Setelah sepeda motor itu menjauh dari rumah, Intan baru merasa sedikit lebih tenang. Ia merapatkan helmnya dan memeluk tas berwarna hitam di pangkuannya. Sesampainya di terminal, Intan segera menuju loket dan membeli tiket. Ia mencari jadwal bus tercepat yang bisa membawanya ke kampung halamannya.

'Aku sudah harus meninggalkan kota ini sebelum Tommy menyadari bahwa aku pergi dari rumah,' batin Intan.

Masih ada waktu satu jam sebelum bus berangkat. Intan membeli makanan dan minuman untuk di perjalanan nanti. Perjalanan ke kampungnya membutuhkan waktu tujuh jam.

Setelah satu jam menunggu, Intan naik ke dalam bus dan duduk di bangku nomor dua dari depan. Saat bus mulai meninggalkan terminal, Intan menonaktifkan ponselnya. Ia bersyukur, bisa meninggalkan rumah dan kota yang penuh kisah pahit baginya. Intan membelai perutnya, berharap anaknya tetap kuat bertahan dan berjuang bersamanya.

'Maafkan Mama, karena telah membuatmu menderita, Nak. Mama juga harus membawamu pergi menjauh dari papamu, demi keselamatan kita. Mama yakin, papamu gak pernah menyayangi kita atau menginginkan kehadiranmu. Tapi Mama janji akan melakukan yang terbaik. Mama akan membuat kamu selalu bahagia dan tersenyum. Kita akan buat papamu menyesal suatu saat nanti.'

Intan memejamkan matanya dan terlelap beberapa saat lamanya. Ia baru terbangun ketika bus itu berhenti di sebuah rest area. Beberapa penumpang turun untuk menghirup udara segar dan makan siang. Intan juga turun dari bus dan masuk ke sebuah rumah makan sederhana.

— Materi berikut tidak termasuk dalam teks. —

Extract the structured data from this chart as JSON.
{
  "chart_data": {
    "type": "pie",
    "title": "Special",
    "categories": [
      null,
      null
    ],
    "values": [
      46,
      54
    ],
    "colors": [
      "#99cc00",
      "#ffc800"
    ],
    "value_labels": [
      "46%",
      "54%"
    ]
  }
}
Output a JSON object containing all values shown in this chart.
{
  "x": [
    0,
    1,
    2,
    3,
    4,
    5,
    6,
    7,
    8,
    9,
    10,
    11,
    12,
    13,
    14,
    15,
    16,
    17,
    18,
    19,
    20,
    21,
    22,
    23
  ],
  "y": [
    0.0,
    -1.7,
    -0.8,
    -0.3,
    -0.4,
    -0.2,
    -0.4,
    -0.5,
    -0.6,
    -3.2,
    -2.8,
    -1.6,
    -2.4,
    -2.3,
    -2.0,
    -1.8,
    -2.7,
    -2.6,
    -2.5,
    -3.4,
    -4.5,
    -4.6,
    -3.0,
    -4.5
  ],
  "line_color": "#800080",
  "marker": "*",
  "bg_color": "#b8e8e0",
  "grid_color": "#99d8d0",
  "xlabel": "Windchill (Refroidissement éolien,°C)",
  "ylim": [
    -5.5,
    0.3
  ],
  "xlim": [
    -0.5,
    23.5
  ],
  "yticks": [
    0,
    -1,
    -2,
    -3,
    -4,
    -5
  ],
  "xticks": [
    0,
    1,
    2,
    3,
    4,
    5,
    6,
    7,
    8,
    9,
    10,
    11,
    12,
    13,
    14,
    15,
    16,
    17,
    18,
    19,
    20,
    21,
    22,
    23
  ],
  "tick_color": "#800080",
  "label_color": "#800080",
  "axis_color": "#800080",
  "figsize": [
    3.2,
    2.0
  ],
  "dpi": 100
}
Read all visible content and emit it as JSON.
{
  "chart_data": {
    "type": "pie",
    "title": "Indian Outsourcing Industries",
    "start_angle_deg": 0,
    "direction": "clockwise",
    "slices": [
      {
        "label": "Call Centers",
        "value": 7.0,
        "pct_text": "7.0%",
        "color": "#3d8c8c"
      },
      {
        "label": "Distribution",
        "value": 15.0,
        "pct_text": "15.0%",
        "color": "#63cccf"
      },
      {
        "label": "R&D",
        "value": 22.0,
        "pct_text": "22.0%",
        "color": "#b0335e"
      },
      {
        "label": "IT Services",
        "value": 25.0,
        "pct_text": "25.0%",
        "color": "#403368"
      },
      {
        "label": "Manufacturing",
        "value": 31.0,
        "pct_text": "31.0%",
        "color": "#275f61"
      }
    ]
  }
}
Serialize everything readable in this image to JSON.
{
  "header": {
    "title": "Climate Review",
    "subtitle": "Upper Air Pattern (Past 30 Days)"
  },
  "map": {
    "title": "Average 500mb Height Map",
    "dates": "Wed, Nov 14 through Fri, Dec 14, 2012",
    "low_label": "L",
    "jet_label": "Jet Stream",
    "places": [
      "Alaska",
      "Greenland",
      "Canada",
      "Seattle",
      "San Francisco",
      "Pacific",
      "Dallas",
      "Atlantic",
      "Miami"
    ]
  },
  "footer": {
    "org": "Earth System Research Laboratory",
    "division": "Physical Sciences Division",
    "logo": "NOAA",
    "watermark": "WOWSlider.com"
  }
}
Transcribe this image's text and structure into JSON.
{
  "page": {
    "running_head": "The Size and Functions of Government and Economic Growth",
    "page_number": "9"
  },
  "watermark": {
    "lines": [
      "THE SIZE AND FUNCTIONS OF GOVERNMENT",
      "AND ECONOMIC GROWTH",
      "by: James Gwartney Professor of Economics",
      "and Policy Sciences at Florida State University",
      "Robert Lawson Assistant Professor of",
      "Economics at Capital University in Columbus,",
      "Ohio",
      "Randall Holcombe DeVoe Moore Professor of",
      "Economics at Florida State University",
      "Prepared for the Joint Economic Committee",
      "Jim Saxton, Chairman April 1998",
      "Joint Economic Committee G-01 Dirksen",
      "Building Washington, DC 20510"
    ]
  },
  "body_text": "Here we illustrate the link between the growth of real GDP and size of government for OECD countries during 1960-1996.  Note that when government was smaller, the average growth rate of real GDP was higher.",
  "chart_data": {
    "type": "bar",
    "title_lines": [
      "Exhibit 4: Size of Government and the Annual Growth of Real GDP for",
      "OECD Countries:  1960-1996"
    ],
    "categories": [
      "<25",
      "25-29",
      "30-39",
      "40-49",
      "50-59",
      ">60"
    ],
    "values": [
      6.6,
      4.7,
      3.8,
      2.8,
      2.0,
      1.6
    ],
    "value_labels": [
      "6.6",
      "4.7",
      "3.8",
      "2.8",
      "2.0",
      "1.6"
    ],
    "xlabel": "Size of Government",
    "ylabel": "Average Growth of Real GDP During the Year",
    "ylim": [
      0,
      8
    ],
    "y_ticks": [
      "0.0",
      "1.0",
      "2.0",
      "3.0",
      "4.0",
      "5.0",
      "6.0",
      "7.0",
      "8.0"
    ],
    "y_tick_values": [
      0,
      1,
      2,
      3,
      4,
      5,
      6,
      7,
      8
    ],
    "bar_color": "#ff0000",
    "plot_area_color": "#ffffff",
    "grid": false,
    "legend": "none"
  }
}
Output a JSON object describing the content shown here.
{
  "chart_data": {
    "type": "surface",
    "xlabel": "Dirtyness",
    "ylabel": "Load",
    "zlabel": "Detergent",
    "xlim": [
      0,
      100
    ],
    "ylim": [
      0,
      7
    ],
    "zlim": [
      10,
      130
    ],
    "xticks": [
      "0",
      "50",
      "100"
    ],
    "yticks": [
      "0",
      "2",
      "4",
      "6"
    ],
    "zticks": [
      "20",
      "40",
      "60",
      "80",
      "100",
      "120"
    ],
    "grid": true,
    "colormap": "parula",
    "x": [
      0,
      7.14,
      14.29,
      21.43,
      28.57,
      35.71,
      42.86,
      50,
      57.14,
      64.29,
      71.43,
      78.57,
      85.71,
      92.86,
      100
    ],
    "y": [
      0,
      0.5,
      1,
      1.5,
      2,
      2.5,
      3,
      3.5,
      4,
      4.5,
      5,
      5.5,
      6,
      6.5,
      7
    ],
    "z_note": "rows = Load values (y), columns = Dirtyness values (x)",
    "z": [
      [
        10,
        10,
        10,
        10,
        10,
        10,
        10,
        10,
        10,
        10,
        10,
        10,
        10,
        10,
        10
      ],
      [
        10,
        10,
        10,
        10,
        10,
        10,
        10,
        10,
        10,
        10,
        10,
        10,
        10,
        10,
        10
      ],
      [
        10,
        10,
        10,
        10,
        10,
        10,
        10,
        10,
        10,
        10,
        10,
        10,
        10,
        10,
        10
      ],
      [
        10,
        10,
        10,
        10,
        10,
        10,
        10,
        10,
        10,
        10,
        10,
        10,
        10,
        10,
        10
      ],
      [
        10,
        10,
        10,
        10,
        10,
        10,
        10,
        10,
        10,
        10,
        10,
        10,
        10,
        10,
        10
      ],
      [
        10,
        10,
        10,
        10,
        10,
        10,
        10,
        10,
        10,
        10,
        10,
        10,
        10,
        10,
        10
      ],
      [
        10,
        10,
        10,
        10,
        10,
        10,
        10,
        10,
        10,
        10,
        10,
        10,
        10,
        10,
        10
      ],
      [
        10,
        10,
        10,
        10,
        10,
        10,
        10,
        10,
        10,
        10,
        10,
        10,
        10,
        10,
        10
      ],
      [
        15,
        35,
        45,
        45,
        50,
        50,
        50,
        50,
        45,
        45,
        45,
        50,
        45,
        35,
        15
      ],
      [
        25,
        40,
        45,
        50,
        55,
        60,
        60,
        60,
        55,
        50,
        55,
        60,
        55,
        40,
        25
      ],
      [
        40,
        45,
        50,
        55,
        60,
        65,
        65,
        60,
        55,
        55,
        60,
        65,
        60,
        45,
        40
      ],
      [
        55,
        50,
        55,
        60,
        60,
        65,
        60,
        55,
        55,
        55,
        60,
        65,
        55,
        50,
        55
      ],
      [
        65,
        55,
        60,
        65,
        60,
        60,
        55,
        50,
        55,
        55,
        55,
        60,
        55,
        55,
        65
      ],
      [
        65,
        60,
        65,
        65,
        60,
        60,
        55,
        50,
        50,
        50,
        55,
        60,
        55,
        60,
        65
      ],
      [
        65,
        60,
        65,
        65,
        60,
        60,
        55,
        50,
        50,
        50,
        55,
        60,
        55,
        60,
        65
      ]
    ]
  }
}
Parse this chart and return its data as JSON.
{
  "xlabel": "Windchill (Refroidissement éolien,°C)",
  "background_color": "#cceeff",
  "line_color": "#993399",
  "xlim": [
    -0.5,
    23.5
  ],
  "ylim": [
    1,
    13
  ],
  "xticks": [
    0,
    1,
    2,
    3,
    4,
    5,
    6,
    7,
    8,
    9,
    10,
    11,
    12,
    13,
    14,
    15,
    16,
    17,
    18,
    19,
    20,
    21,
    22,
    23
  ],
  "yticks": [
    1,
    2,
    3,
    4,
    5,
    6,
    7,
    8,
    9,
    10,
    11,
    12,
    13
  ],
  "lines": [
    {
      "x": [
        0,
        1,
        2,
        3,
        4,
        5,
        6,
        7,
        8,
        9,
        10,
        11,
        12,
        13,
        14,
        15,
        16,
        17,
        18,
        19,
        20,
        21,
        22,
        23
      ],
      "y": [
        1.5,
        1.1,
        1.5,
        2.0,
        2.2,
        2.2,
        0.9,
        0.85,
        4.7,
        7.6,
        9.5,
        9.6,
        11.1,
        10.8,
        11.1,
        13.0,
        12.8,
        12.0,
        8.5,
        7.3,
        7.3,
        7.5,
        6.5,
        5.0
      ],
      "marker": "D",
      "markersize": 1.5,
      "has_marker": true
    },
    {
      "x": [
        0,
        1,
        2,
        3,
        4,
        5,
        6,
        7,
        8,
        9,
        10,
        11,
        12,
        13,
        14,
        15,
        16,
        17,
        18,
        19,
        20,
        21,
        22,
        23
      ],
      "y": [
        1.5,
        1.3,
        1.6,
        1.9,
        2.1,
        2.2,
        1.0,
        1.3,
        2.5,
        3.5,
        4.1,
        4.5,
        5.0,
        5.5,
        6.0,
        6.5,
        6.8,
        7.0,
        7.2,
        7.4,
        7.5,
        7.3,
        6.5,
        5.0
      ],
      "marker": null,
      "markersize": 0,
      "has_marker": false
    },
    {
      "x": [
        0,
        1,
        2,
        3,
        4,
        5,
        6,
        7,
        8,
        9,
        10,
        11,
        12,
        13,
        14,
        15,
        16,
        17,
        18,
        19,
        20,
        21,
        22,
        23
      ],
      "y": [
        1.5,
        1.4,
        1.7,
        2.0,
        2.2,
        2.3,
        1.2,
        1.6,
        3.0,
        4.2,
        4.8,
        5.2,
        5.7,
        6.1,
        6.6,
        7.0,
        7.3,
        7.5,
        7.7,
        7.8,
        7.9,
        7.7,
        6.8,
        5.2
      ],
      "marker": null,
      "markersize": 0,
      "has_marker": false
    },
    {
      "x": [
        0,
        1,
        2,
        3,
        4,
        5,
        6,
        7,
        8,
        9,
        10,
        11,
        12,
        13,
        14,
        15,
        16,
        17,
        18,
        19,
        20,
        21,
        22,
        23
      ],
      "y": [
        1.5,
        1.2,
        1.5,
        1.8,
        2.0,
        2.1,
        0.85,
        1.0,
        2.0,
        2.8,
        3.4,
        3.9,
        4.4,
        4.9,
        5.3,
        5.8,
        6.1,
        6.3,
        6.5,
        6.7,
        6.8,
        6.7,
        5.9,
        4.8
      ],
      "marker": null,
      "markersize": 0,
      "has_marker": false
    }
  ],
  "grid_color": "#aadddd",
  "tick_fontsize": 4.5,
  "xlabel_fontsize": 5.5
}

Tiga puluh menit kemudian, para penumpang masuk kembali ke dalam bus dan duduk di kursi masing-masing. Intan bersyukur karena sepanjang perjalanan ini ia tidak merasa mual dan ingin muntah seperti biasanya. Ia juga merasa lebih kuat dan tidak demam lagi.

Intan melihat pemandangan ke luar jendela. Masih segar di ingatannya, ketika ia terpaksa meninggalkan kampung dan orang-orang yang ia cintai untuk bekerja di kota. Bukan tanpa alasan ia bisa bekerja di rumah Kakek Nugraha. Kakek Nugraha adalah teman lama dari Kakek Intan. Saat itu kondisi keuangan keluarga Intan sedang terpuruk. Kakek Nugraha berniat membantu dan memberi Intan pekerjaan.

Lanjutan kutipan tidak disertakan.